Lévis Refuse

Lévis Refuse les compteurs intelligents d'Hydro-Québec

Où s’en va Hydro-Québec ?

3 février 2015 – Source : Journal de Montréal

Le gouvernement Couillard déposera d’ici quelques mois un nouveau plan stratégique en matière d’énergie qui s’étalera sur 10 ans. Il aura besoin d’un nouvel allié solide chez Hydro-Québec pour mener à bien sa stratégie. De toute évidence, l’heureux élu n’est pas Thierry Vandal.

Nouveaux défis

Avec ce nouveau plan stratégique qui arrive, le nouveau PDG aura du pain sur la planche. Il y a 10 ans, Thierry Vandal arrivait à une période de grands développements chez Hydro-Québec. La réalité a aujourd’hui changé du tout au tout.

La nouvelle direction devra composer avec un surplus d’électricité, vendue parfois à perte au Vermont.
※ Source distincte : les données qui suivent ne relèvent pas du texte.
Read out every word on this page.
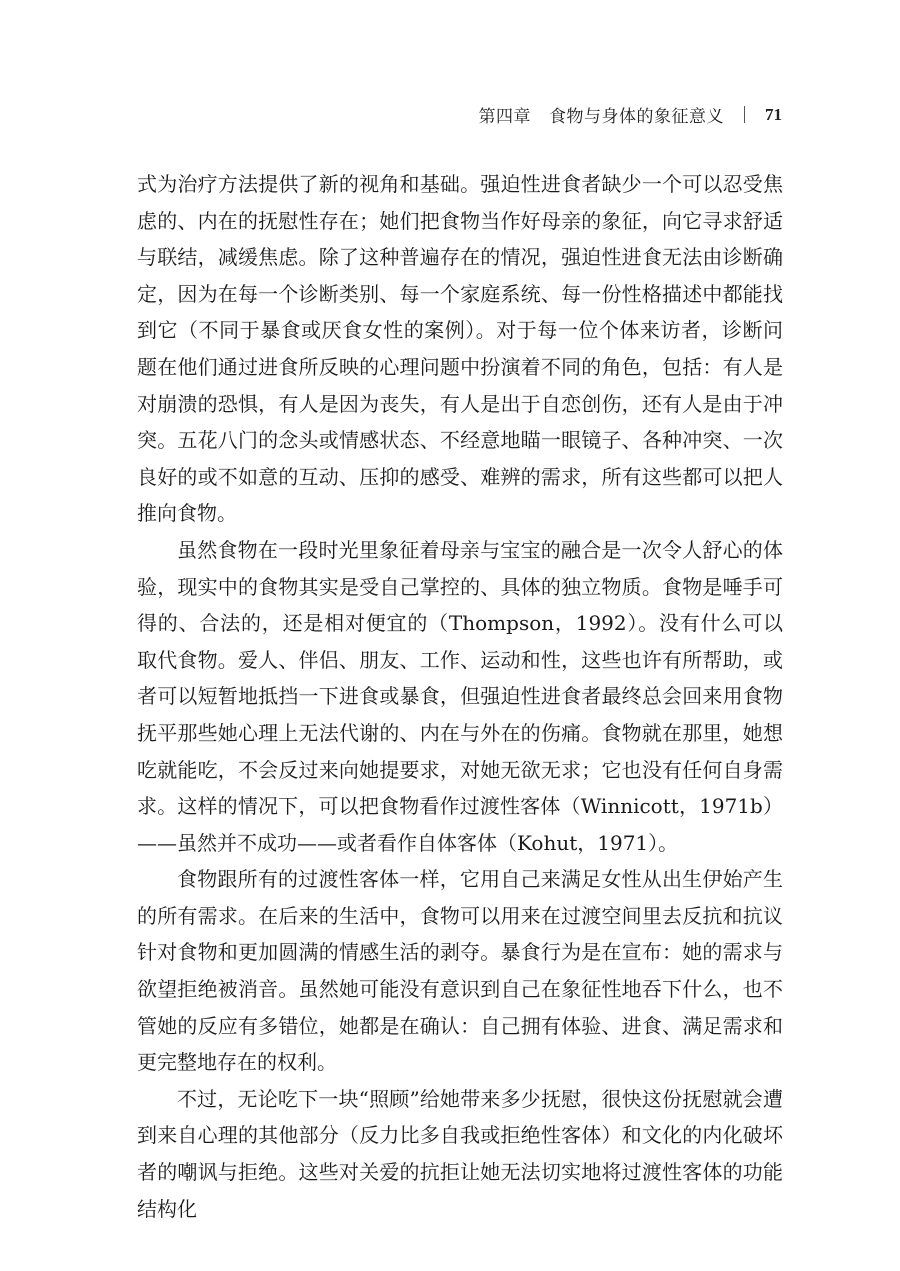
第四章 食物与身体的象征意义 71

式为治疗方法提供了新的视角和基础。强迫性进食者缺少一个可以忍受焦虑的、内在的抚慰性存在；她们把食物当作好母亲的象征，向它寻求舒适与联结，减缓焦虑。除了这种普遍存在的情况，强迫性进食无法由诊断确定，因为在每一个诊断类别、每一个家庭系统、每一份性格描述中都能找到它（不同于暴食或厌食女性的案例）。对于每一位个体来访者，诊断问题在他们通过进食所反映的心理问题中扮演着不同的角色，包括：有人是对崩溃的恐惧，有人是因为丧失，有人是出于自恋创伤，还有人是由于冲突。五花八门的念头或情感状态、不经意地瞄一眼镜子、各种冲突、一次良好的或不如意的互动、压抑的感受、难辨的需求，所有这些都可以把人推向食物。

虽然食物在一段时光里象征着母亲与宝宝的融合是一次令人舒心的体验，现实中的食物其实是受自己掌控的、具体的独立物质。食物是唾手可得的、合法的，还是相对便宜的（Thompson，1992）。没有什么可以取代食物。爱人、伴侣、朋友、工作、运动和性，这些也许有所帮助，或者可以短暂地抵挡一下进食或暴食，但强迫性进食者最终总会回来用食物抚平那些她心理上无法代谢的、内在与外在的伤痛。食物就在那里，她想吃就能吃，不会反过来向她提要求，对她无欲无求；它也没有任何自身需求。这样的情况下，可以把食物看作过渡性客体（Winnicott，1971b）——虽然并不成功——或者看作自体客体（Kohut，1971）。

食物跟所有的过渡性客体一样，它用自己来满足女性从出生伊始产生的所有需求。在后来的生活中，食物可以用来在过渡空间里去反抗和抗议针对食物和更加圆满的情感生活的剥夺。暴食行为是在宣布：她的需求与欲望拒绝被消音。虽然她可能没有意识到自己在象征性地吞下什么，也不管她的反应有多错位，她都是在确认：自己拥有体验、进食、满足需求和更完整地存在的权利。

不过，无论吃下一块“照顾”给她带来多少抚慰，很快这份抚慰就会遭到来自心理的其他部分（反力比多自我或拒绝性客体）和文化的内化破坏者的嘲讽与拒绝。这些对关爱的抗拒让她无法切实地将过渡性客体的功能结构化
L’Ontario est intéressée à en acheter, mais elle ne veut pas se commettre avec des contrats à long terme. Terre-Neuve aura aussi bientôt sa ligne sous-marine pour nous faire concurrence.

Le travail d’Hydro-Québec sera désormais axé sur la commercialisation et la vente de l’énergie déjà produite, plutôt que sur la production de nouvelle électricité. Un gros changement, quand on pense que l’entreprise s’est habituée à construire barrage après barrage depuis des décennies.

Le gouvernement Couillard voudra utiliser ces surplus d’énergie pour attirer des investissements au Québec.

Pour faire venir chez nous des industries énergivores qui créeront des emplois. Mais le risque est de politiser encore davantage Hydro-Québec, et de rendre la vie de sa direction encore plus difficile.

Interventions politiques

Le mandat de Thierry Vandal a été ponctué d’interventions politiques qui lui ont souvent déplu. Souvent, on l’a forcé à prendre des décisions financièrement douteuses, tout en lui demandant de générer plus de profits. Si on continue d’avancer dans cette direction, le nouveau PDG devra avoir le cœur solide.

Il y a eu le projet de la Romaine qui produira de l’électricité à perte. Mais, à l’origine, le besoin d’énergie était réel et les Québécois s’étaient mobilisés contre la centrale au gaz du Suroît.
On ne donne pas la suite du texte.